In the first decade of the twentieth century, Abdu’l-Baha had warned of preliminary “rumblings” that should have alerted Europe’s leaders to the instability of the existing order: the Japanese and Russian conflicts in 1905, a narrowly averted war between France and Germany, the Italian seizure of Libya in 1911, the massive spending involved in the buildup of armies and navies, and the restlessness of subject peoples supporting conspiratorial and revolutionary movements.
Later, during his journeys through America in 1912, Abdu’l-Baha ominously foreshadowed this approaching catastrophe—and even named it, far in advance of its occurrence. While emphasizing the urgency of peaceful reconciliation, he repeatedly warned his listeners about the danger looming on the horizon—and said that his warnings were no prophecy, but simply the result of basic reasoning. Canada’s Montreal Gazette reported Abdu’l-Baha as saying:
All Europe is an armed camp. These warlike preparations will necessarily culminate in a great war. This great arsenal must go ablaze. There is nothing of the nature of prophecy about such a view. It is based on reasoning solely.
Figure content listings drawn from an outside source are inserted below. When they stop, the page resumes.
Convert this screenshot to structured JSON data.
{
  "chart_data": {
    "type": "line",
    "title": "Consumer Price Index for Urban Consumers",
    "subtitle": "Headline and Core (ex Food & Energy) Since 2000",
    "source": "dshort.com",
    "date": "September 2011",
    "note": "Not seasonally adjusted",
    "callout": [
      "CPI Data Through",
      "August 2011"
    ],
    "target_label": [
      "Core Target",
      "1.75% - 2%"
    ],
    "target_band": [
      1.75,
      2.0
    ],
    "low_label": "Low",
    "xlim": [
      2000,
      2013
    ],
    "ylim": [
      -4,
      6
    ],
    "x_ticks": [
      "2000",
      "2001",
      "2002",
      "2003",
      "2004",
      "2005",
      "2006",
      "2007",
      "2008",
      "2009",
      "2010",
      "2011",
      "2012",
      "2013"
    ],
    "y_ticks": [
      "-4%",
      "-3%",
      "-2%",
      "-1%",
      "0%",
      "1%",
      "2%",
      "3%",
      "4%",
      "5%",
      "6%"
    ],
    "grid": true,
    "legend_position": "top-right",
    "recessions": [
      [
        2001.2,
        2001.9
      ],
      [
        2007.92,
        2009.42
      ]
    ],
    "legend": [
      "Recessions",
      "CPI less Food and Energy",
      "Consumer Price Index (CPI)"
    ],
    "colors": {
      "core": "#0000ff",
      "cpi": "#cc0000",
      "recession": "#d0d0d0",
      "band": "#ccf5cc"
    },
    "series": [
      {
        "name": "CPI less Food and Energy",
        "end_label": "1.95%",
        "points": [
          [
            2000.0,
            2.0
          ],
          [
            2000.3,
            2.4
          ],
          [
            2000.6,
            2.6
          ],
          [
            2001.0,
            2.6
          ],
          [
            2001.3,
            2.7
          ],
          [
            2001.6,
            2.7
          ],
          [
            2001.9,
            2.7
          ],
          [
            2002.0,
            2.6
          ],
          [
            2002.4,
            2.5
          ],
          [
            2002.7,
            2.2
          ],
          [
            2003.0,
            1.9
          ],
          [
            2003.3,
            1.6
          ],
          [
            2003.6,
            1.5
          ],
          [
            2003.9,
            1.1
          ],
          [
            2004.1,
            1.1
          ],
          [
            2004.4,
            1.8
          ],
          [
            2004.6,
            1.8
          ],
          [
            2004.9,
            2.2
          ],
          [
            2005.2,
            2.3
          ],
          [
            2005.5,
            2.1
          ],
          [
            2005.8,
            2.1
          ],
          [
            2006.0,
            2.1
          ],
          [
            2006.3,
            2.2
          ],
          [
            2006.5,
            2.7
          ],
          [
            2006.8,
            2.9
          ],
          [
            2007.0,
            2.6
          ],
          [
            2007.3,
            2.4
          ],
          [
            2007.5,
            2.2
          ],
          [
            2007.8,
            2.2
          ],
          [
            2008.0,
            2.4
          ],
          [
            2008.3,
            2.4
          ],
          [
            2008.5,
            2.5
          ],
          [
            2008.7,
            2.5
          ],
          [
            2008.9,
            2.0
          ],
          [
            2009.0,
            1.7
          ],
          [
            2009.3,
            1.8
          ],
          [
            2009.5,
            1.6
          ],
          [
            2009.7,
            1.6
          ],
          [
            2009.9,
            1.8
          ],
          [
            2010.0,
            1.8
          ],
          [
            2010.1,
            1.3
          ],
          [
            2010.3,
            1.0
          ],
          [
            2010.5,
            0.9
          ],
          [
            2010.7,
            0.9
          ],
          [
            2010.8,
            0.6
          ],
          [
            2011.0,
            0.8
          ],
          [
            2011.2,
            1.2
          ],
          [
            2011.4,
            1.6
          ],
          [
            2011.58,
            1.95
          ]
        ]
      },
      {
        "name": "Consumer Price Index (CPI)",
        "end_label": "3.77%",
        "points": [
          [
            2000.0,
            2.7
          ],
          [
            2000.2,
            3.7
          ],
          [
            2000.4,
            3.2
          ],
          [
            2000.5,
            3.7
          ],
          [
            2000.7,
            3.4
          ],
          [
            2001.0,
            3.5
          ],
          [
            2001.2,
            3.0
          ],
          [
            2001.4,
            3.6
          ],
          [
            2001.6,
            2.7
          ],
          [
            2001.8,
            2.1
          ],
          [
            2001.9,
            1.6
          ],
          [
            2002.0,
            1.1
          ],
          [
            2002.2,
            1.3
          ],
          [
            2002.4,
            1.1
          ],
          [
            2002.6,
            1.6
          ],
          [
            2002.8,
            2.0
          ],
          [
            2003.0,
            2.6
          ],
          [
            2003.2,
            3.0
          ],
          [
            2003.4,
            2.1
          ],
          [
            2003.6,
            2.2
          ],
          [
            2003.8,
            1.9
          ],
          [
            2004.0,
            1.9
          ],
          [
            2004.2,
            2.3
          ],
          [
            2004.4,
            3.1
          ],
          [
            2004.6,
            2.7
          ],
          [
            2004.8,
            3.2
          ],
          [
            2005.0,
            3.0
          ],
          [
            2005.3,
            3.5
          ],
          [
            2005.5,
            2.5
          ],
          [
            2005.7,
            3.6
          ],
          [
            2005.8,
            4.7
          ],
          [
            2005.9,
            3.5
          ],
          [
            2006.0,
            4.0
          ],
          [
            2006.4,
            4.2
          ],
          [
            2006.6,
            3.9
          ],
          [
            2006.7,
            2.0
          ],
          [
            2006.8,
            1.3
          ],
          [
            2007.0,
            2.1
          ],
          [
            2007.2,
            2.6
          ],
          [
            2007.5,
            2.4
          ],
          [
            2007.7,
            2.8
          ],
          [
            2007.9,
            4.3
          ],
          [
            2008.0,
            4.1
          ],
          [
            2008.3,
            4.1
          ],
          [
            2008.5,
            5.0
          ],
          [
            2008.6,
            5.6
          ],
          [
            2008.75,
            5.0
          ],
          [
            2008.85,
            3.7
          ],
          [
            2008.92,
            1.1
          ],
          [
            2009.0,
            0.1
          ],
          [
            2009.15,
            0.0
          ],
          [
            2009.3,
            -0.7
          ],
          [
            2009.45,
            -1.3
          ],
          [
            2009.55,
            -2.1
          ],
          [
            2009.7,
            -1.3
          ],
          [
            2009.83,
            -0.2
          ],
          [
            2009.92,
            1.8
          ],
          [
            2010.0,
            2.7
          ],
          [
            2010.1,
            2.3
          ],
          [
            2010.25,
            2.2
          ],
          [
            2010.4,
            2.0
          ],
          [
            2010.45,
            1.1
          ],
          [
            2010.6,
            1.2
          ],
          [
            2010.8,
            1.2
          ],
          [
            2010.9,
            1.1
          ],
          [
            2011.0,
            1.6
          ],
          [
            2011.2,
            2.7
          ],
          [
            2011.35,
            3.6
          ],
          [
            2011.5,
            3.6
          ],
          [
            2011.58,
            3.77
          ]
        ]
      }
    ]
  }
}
Speaking one evening in the home of a prominent Baha’i couple in Montreal, he elaborated:
Today the world of humanity is walking in darkness because it is out of touch with the world of God. That is why we do not see the signs of God in the hearts of men. The power of the Holy Spirit has no influence. When a divine spiritual illumination becomes manifest in the world of humanity, when divine instruction and guidance appear, then enlightenment follows, a new spirit is realized within, a new power descends, and a new life is given. It is like the birth from the animal kingdom into the kingdom of man. … I will pray, and you must pray, likewise, that such heavenly bounty may be realized; that strife and enmity may be banished, warfare and bloodshed taken away; that hearts may attain ideal communication and that all people may drink from the same fountain. – Abdu’l-Baha, The Promulgation of Universal Peace, p. 305.